Luli and the Language of Tea begins with Luli walking into her ESL (English as a second language) class. She doesn’t speak English. Neither does anyone else there. Luli notices that the room is silent as the students all play alone. She pulls out her thermos of tea and calls out in her native language, Chinese, “Chá!”
“Té?” “Chai?” “Shay”? Students begin to recognize the sounds of each other’s words for tea, noticing more similarities than differences. With their varying tongues and tea traditions, the whole class gathers at a table and passes around teacups, sharing in the language of tea. When the tea runs out before Luli can get a cup, students all pour out a little from their own cups to give to their new friend. And afterwards, the playroom is no longer quiet.
Andrea Wang’s simple and understated picture book addresses the universal struggle to humanize and build relationships with those different from us. With so many unshared and unique experiences often posing challenges, it’s easy to fall into quiet and solitary play. How can we be more like Luli and un-silence our playrooms? The children in our lives may very well be able to guide us in that. The rich back matter of the picture book includes pronunciation guides for all the characters’ names, a map of where they come from, and some information about how tea is served in each of their home countries. Intricate end pages also include illustrations of the teacups traditionally used in each of the kids’ countries.
This text would fit well in liturgy or conversations with young people on World Communion Sunday, any communion Sunday, really, or even Pentecost. When we talk about gathering at a shared table, finding abundance where some might see scarcity, and understanding each other regardless of spoken language, the language of tea might be a good place to break the silence.

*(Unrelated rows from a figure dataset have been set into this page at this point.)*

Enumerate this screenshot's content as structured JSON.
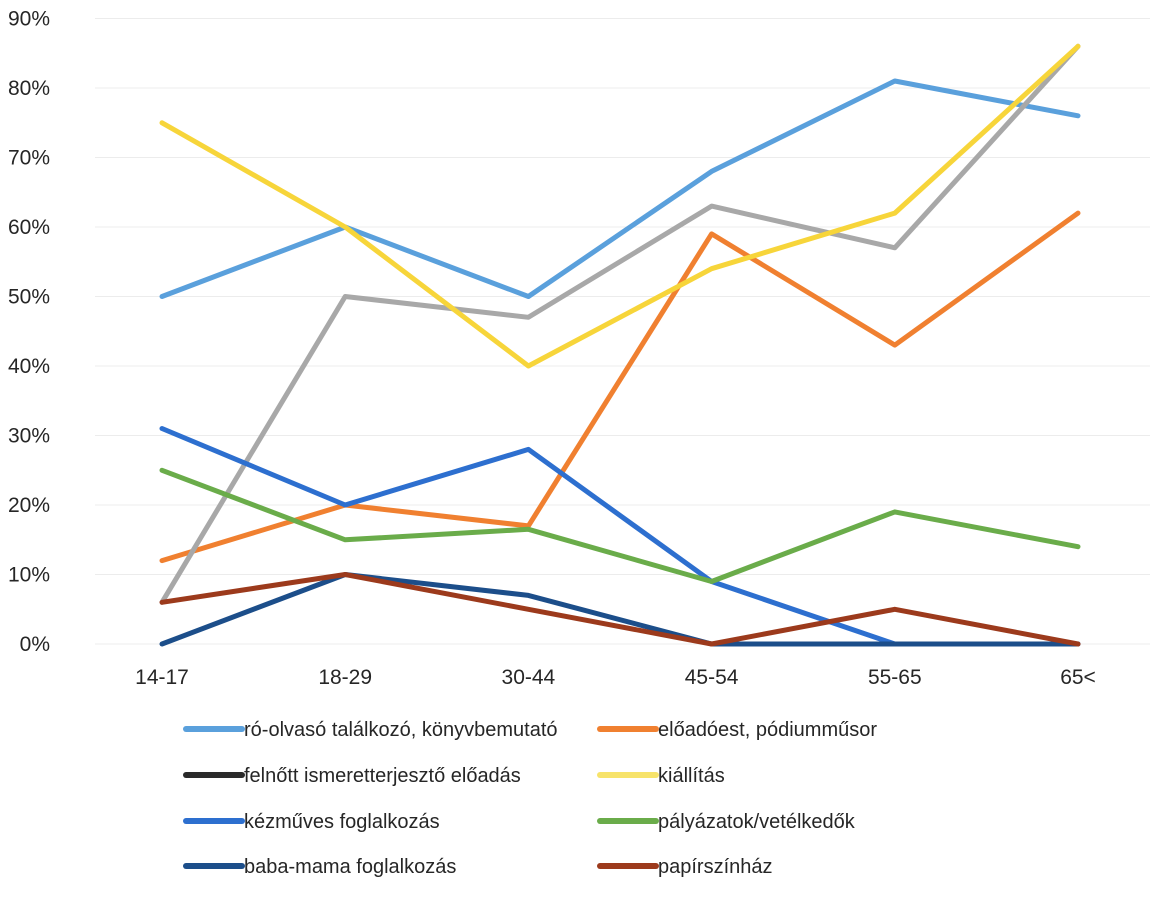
{
  "chart_data": {
    "type": "line",
    "categories": [
      "14-17",
      "18-29",
      "30-44",
      "45-54",
      "55-65",
      "65<"
    ],
    "y_ticks": [
      "0%",
      "10%",
      "20%",
      "30%",
      "40%",
      "50%",
      "60%",
      "70%",
      "80%",
      "90%"
    ],
    "ylim": [
      0,
      90
    ],
    "grid": true,
    "legend_position": "bottom",
    "series": [
      {
        "name": "ró-olvasó találkozó, könyvbemutató",
        "color": "#5aa0dc",
        "values": [
          50,
          60,
          50,
          68,
          81,
          76
        ]
      },
      {
        "name": "előadóest, pódiumműsor",
        "color": "#f08030",
        "values": [
          12,
          20,
          17,
          59,
          43,
          62
        ]
      },
      {
        "name": "felnőtt ismeretterjesztő előadás",
        "color": "#a8a8a8",
        "values": [
          6,
          50,
          47,
          63,
          57,
          86
        ]
      },
      {
        "name": "kiállítás",
        "color": "#f7d53a",
        "values": [
          75,
          60,
          40,
          54,
          62,
          86
        ]
      },
      {
        "name": "kézműves foglalkozás",
        "color": "#2d6fcf",
        "values": [
          31,
          20,
          28,
          9,
          0,
          0
        ]
      },
      {
        "name": "pályázatok/vetélkedők",
        "color": "#6aac4a",
        "values": [
          25,
          15,
          16.5,
          9,
          19,
          14
        ]
      },
      {
        "name": "baba-mama foglalkozás",
        "color": "#1c4e8a",
        "values": [
          0,
          10,
          7,
          0,
          0,
          0
        ]
      },
      {
        "name": "papírszínház",
        "color": "#9c3a1c",
        "values": [
          6,
          10,
          5,
          0,
          5,
          0
        ]
      }
    ],
    "legend": [
      {
        "label": "ró-olvasó találkozó, könyvbemutató",
        "color": "#5aa0dc"
      },
      {
        "label": "előadóest, pódiumműsor",
        "color": "#f08030"
      },
      {
        "label": "felnőtt ismeretterjesztő előadás",
        "color": "#2a2a2a"
      },
      {
        "label": "kiállítás",
        "color": "#f7e36a"
      },
      {
        "label": "kézműves foglalkozás",
        "color": "#2d6fcf"
      },
      {
        "label": "pályázatok/vetélkedők",
        "color": "#6aac4a"
      },
      {
        "label": "baba-mama foglalkozás",
        "color": "#1c4e8a"
      },
      {
        "label": "papírszínház",
        "color": "#9c3a1c"
      }
    ]
  }
}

Dinalie Dabarera, though, challenges the pressure to break the silence. Her picture book, Quiet Time with My Seeya, embraces it. The protagonist /speaker tells readers on the first page, “Time with my Seeya is quiet time.” This English-speaking young girl and her Sinhalese-speaking grandfather spend a day together playing dress up, stomping in puddles, finding bugs, tending to the garden, and more. Sometimes they read books. They don’t always understand the words, but they get what the other means. I was lucky to speak with Dinalie in March for We Need Diverse Books (an organization that promotes diversity and representation in children’s literature) and ask about her exploration of cultural and language barriers in intergenerational family relationships. She recalled drawing inspiration for this story from her relationship with her grandmother, saying:
She doesn’t speak English and my Sinhalese is really poor, especially now. I was thinking about how our relationship has been so limited by this. But at the same time, my grandmother through my whole life—she’s been able to communicate how she loves me in so many different ways. Even when she was in her nursing home and I would go to visit, she would call me over to sit next to her and she would take my hand and hold it. Even though it was very difficult to tell her about what work I’d been doing or how my life was going, we would just sit together. For children, language isn’t as much a part of their relationships as it becomes when you’re an adult. You’re not always connecting with people through conversation, which, I think, is the way you do as adults, for the most part. So [Quiet Time with my Seeya] allowed me to focus on the play and fun and warmth of the relationship.
Rather than attempting to fill the playroom with noise and languages from around the world, the speaker of Quiet Time with my Seeya sits in the silence. It is here that she finds warmth and love. This book could be a conversation starter to ask about what we hear in the silence. What meaning is there? My pastor parents definitely “pulled an Ecclesiastes” on me as a loud elementary schooler, reminding me that there was a time to speak and a time to keep silent. But there is something else at play here. The speaker and her Seeya know their relationship through silence. What other silences are our young neighbors living in? This book provides a framework to ask them. At age three, I infamously told my mother that God wasn’t real because I spoke and God didn’t speak back. This isn’t a story limited to three-year-old Miriam. This book can be a text for anyone, regardless of faith, who may want or need the reminder that silence is not always absence. Perhaps it is also an invitation to those who plan and lead worship that silence is not absence. May we treat the silent sitting together in worship with the same reverence we do the loud words we speak.
Both Luli and the Language of Tea and Quiet Time with My Seeya ask: how do we communicate across difference and without shared language? It’s up to us readers, then, to decide when is the time to speak and when is the time to keep silent.